Em 2014, os serviços de inteligência dos Estados Unidos já tinham sido pegos com a boca na botija, espionando a então presidente Dilma e os contratos para exploração do pré-sal que estavam sendo preparados pela Petrobras. O então presidente dos Estados Unidos, Barak Obama, nunca negou as espionagens e, até onde se sabe, não pediu desculpas pela ação dos serviços de inteligência. Essa história, em detalhes, está registrada no documentário do diretor estadunidense Oliver Stone, intitulado Snowden. O documentário está disponível na Netflix.

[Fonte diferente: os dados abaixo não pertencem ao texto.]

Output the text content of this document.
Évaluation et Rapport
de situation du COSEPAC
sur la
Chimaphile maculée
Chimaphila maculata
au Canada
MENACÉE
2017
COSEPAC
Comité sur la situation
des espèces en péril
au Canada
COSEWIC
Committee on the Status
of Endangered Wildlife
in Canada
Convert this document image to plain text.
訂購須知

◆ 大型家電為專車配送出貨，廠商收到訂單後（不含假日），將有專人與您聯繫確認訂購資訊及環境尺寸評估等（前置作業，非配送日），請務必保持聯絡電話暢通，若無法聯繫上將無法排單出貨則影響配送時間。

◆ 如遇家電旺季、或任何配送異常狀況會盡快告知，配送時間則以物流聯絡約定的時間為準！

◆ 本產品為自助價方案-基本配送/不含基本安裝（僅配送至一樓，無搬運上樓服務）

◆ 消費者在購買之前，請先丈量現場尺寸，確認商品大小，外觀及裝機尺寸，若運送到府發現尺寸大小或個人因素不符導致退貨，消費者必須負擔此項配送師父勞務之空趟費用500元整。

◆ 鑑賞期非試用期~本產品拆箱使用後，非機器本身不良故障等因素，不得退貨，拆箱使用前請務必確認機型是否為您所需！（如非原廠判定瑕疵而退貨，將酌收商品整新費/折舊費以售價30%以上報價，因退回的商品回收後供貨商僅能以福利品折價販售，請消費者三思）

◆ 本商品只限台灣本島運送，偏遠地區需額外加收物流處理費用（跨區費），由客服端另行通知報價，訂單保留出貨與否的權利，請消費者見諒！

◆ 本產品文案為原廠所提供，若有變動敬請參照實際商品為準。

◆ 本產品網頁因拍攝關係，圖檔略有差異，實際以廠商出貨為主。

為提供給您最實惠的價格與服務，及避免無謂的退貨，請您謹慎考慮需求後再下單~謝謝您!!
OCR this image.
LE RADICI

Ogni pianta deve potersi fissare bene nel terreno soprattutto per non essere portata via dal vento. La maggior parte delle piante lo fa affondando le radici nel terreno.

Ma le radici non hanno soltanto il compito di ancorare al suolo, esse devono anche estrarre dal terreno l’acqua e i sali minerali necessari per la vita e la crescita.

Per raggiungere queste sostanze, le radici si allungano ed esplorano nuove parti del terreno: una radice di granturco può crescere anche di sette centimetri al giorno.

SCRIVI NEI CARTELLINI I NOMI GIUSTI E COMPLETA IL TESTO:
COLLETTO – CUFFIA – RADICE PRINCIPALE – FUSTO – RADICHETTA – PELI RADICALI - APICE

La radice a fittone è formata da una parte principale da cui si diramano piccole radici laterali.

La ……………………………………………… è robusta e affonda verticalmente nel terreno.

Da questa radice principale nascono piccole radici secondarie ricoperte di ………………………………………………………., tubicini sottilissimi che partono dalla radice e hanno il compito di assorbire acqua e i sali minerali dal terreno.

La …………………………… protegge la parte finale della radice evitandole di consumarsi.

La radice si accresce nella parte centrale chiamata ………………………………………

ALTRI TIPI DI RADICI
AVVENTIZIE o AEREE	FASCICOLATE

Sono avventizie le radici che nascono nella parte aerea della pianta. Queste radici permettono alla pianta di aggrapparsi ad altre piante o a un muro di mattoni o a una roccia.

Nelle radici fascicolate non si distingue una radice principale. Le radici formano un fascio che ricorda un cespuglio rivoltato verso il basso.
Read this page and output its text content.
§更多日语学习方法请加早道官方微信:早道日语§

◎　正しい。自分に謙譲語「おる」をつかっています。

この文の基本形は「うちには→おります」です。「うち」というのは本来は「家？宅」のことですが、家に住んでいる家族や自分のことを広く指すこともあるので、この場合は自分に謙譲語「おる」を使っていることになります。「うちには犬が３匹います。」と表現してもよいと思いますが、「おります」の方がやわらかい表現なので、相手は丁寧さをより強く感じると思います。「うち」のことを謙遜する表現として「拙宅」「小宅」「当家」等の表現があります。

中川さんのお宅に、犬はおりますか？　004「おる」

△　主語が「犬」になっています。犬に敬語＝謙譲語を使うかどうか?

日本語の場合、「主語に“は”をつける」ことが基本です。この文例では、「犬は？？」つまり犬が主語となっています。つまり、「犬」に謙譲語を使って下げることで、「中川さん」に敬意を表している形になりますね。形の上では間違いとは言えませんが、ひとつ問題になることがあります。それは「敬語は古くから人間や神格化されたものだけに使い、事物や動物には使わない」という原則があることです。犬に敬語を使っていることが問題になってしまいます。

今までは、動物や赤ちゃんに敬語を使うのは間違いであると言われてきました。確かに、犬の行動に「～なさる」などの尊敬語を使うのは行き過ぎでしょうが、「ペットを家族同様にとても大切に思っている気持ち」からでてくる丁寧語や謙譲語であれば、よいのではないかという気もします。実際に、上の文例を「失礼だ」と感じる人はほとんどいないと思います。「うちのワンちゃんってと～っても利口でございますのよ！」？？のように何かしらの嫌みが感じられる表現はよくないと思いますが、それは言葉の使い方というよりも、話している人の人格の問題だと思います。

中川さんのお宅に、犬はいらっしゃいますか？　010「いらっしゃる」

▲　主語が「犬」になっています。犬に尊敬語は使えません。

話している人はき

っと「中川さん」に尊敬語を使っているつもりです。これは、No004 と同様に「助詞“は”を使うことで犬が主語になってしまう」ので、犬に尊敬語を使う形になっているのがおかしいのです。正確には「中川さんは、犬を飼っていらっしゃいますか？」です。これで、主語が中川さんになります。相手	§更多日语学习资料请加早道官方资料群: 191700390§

Vale observar ainda que operações semelhantes à Lava Jato (ou mesmo seus desdobramentos) tiveram lugar na América do Sul, redundando em desorganização da economia desses países, criminalização de governantes populares, eleição de governos neoliberais ou mesmo em golpes de Estado, sempre sob o argumento do “combate à corrupção”.
Voltando a Moro e Dallagnol, nesses seis anos de Operação Lava Jato, eles passaram de figuras inexpressivas a estrelas do noticiário da mídia brasileira (TV Globo à frente). Só que agora estão às voltas para explicar o inexplicável.
Como se aliaram a integrantes do Departamento de Justiça dos Estados Unidos e a agentes do FBI contra empresas brasileiras? Como incriminaram e condenaram, sem provas, o ex-presidente Lula? Como agiram de maneira nitidamente partidária, uma vez que as condenações recaíram quase que exclusivamente sobre o PT e aliados, deixando de fora notórios corruptos do PSDB?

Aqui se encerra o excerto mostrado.